The Natural Language Processing (NLP) track is intended for students who wish to gain expertise in NLP technologies and applications. NLP technologies are of central importance in automating the analysis of text and speech databases and in enabling man-machine interactions through natural language. This track will help you develop leading edge knowledge of these technologies.
1. Overall Requirements
Students must complete at least a total of 30 graduate credits.
Natural Language Processing Learning track requires:
- Breadth courses
- Required Track courses (12pts)
- Track Electives (6pts)
- General Electives (3pts)4 courses (12 points) are required by the track: COMS W4701 (AI), COMS W4705 (NLP), COMS W4706 (Spoken Language Processing), and COMS E6998 (Advanced NLP Topics)
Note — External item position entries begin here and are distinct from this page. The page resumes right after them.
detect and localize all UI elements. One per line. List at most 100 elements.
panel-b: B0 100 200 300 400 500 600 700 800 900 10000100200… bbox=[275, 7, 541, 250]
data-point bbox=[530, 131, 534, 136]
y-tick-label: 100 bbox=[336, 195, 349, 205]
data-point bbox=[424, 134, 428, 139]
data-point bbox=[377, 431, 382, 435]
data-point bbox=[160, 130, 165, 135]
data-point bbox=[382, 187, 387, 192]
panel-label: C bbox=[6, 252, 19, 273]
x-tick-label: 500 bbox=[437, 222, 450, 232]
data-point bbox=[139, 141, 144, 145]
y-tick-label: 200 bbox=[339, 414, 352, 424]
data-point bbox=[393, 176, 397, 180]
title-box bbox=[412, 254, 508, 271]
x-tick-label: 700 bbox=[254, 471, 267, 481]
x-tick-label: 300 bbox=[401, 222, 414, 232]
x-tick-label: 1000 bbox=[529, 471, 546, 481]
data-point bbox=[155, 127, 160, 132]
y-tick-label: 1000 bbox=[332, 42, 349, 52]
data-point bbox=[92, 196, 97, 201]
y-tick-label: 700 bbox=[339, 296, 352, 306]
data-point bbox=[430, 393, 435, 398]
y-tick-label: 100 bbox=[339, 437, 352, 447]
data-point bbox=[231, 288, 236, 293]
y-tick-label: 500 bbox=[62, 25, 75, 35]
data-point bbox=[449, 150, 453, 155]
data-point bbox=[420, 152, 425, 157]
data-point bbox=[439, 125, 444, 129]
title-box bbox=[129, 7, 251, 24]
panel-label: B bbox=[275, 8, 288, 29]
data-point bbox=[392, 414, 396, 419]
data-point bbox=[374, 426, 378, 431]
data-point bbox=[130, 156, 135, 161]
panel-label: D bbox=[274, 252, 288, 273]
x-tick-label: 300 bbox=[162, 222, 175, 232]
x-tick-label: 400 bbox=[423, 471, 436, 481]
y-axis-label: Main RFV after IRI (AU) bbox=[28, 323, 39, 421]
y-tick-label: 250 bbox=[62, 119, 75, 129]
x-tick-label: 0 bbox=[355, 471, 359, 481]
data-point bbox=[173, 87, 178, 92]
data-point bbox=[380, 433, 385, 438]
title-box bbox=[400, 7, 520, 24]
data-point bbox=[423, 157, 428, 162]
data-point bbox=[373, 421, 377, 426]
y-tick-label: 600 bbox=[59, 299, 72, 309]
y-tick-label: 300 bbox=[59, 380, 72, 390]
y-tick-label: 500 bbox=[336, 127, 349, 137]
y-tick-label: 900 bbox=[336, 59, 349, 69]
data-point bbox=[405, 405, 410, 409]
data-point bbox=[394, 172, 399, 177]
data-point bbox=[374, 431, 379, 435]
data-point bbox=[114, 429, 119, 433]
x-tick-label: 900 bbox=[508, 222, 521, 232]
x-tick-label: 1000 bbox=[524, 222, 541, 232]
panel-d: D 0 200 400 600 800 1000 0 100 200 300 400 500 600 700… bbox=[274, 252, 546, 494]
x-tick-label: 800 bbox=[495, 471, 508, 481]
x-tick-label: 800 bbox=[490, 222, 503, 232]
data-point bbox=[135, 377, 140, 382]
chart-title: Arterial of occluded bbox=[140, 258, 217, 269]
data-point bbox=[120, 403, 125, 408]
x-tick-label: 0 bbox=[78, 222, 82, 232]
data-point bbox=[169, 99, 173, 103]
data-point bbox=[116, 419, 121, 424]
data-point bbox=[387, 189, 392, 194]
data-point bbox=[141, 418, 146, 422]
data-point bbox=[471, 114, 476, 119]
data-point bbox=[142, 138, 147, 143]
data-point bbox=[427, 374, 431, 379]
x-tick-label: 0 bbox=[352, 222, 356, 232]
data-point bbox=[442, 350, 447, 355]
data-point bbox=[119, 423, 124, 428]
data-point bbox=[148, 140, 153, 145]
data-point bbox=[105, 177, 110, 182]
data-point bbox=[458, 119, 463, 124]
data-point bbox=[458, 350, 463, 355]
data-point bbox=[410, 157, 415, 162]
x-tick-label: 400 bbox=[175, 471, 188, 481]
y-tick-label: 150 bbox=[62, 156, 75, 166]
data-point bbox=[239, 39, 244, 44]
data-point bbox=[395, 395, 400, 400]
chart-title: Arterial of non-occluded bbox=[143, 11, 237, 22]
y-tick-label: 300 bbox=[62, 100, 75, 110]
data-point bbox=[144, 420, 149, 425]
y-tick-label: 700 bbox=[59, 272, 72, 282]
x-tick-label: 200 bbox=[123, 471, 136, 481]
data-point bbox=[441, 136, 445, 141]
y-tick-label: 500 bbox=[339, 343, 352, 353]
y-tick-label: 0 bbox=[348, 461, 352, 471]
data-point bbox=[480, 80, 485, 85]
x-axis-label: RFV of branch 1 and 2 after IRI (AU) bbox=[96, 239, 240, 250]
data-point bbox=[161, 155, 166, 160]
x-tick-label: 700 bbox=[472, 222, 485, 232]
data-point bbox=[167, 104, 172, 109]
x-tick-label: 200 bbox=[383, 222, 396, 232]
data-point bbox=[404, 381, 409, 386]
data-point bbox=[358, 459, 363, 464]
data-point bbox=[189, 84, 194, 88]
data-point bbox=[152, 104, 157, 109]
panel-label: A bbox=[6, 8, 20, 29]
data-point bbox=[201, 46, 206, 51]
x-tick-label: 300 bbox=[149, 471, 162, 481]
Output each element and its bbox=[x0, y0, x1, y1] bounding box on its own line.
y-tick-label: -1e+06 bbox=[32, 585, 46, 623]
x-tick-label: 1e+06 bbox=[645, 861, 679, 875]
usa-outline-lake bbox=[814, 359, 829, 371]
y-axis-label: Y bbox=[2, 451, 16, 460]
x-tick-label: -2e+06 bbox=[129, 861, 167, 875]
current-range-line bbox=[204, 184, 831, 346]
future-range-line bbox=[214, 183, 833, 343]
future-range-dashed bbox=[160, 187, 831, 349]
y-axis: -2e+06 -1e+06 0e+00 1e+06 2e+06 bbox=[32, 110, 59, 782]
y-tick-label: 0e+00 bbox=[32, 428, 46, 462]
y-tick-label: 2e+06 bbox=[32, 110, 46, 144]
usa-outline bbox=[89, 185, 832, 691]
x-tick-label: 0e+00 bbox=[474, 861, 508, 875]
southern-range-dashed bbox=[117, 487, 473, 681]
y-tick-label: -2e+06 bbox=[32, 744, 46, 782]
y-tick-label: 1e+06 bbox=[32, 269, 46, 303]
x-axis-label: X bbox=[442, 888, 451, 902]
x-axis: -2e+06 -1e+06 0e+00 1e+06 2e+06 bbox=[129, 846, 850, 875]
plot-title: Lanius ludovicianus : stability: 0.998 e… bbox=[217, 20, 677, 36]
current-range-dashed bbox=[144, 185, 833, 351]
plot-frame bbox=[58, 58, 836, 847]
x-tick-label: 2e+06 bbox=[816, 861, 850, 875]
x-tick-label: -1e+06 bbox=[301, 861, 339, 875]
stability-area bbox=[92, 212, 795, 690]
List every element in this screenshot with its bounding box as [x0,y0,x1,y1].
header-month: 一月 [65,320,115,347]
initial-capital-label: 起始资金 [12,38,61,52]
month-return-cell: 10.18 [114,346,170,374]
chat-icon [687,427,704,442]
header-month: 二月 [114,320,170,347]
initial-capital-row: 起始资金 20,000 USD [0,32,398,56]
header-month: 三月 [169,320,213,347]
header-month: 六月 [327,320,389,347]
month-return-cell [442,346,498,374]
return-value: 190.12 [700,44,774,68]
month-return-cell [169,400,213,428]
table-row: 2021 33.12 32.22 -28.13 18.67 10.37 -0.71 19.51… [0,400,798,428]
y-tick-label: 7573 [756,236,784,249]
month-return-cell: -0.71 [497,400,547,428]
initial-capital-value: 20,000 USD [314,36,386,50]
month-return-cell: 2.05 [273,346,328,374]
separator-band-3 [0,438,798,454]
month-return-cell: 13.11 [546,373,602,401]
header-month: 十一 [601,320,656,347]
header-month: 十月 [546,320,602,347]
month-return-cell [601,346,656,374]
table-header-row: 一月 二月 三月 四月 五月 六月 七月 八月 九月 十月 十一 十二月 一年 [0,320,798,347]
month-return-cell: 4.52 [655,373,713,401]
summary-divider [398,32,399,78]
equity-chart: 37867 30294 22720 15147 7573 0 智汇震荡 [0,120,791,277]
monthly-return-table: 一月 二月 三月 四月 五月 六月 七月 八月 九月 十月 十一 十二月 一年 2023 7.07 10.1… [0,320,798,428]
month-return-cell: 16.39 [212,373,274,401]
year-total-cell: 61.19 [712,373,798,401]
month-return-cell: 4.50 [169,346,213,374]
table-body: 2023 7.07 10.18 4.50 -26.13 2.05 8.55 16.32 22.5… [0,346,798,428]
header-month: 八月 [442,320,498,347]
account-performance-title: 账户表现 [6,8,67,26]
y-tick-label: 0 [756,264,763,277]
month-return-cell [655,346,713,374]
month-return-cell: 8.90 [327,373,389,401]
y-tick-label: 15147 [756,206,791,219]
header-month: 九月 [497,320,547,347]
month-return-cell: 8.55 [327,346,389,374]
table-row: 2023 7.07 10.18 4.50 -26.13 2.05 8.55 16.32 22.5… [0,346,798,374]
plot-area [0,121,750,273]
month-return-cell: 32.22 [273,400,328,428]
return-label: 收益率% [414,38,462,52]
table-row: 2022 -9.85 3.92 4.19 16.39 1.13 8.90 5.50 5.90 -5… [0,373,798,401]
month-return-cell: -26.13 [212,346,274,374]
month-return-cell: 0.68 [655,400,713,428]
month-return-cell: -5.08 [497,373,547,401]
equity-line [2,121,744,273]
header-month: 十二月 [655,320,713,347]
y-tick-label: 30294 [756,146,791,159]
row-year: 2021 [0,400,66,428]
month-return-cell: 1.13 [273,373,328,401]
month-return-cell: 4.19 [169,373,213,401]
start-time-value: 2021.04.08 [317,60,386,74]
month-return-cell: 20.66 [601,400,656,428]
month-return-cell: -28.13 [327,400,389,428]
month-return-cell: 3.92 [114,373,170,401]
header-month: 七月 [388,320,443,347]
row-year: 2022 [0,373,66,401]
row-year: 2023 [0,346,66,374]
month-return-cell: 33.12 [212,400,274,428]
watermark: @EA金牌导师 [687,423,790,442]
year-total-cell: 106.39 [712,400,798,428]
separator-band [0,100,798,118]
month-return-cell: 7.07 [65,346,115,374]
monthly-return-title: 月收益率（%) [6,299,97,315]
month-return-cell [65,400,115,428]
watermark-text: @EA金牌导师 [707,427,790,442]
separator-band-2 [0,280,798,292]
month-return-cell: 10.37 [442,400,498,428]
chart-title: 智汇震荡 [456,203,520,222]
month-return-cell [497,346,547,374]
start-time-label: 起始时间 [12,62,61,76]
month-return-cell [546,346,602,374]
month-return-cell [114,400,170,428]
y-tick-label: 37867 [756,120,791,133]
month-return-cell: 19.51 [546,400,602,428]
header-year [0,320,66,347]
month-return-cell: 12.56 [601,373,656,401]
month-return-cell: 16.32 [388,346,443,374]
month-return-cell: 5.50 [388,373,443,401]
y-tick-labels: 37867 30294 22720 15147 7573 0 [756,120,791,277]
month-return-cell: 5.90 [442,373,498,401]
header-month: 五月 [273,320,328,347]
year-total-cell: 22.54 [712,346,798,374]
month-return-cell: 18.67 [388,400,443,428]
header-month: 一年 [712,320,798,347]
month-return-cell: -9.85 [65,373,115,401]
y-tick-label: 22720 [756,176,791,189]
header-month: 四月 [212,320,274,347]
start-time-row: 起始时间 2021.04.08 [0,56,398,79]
2 elective courses (6 points) selected from the list of section 4; at least one of these courses must be a 6000-level CS course
1 general elective graduate CS course (3 points) at 4000 level or above
2. Breadth Requirements
Students are required to satisfy
Breadth Requirements by taking 1 course from Group 1, 1 course from
Group 2, 1 course from Group 3, and 1 more course from any of the three
groups.
| Group | Courses |
| Group 1 (Systems) | All CS 41xx courses except CS 416x and CS 417x |
| Group 2 (Theory) | All CS 42xx courses and COSR 42xx |
| Group 3 (AI and Apps) | All CS 47xx courses, and CS 416x and CS 417x |
3. Required Track Courses
Candidates are required to complete the following three courses:
Course ID | Title |
| COMS W4701 | Artificial Intelligence |
COMS W4705 | Natural Language Processing |
COMS W4706 | Spoken Language Processing |
COM E6998 | Topic courses that focus on NLP |
Students
who have completed equivalent courses with grades of at least 3.0 may
apply these courses to satisfy these requirements and devote more
credits to pursue elective courses.
4. Elective Track Courses
Students
are required to complete two (2) courses out of the following list*; at
least one course must be a 6000-level CS course.
Since other
departments vary their offerings considerably from year to year, it is
possible to count such courses toward the MS degree; please propose
courses you think might be suitable to the track advisor.
Course ID | Title |
COMS W4170 | User Interface Design |
COMS W4172 | 3D User Interfaces |
COMS W4252 | Introduction to Computational Learning Theory |
COMS W4771 | Machine Learning |
COMS E6901 | Projects in Computer Science |
COMS E6998 | Search Engine Technology |
COMS E6998 | Network Theory |
COMS E6998 | NLP for the Web |
| COMS E6998 | Statistical Methods for NLP |
| COMS E6998 | Machine Learning for NLP |
| COMS E6998 | Adv. Topics in Machine Learning |
COMS E6998 | Fundamentals/Speaker Recognition |
SIEO W4150 | Probability and Statistics |
ELEN E4810 | Digital Signal Processing |
ELEN E6829 | Speech/Audio Processing-Recognition |
PSYC G4232 | Production and Perception of Language |
PSYC G4275 | Contemporary Topics in Language and Communication |
PSYC G4205 | Models of Cognition |
PSYC G4470 | Psychology and Neuropsychology of Language |
PSYC G6006 | Introduction to Statistical Modeling in Psychology |
5. General Electives
Students are required to complete at least one Columbia graduate course, approved by the Track Advisor. Please complete a non-tech approval form, and once it is signed, forward it to Janine Maslov or Remi Moss. At most 3 points overall of the 30 graduate points required for the MS degree may be non-CS/non-technical.
6. Track Planning
Please visit the Directory of Classes to get the updated course listings.
7. Contact
Please direct all questions concerning the NLP Track to Prof. .
8. Graduation
Candidates preparing for graduation should submit a completed application for degree to the Registrar's Office and submit a track graduation form to C.S. Student Services (an example of a completed form is available here).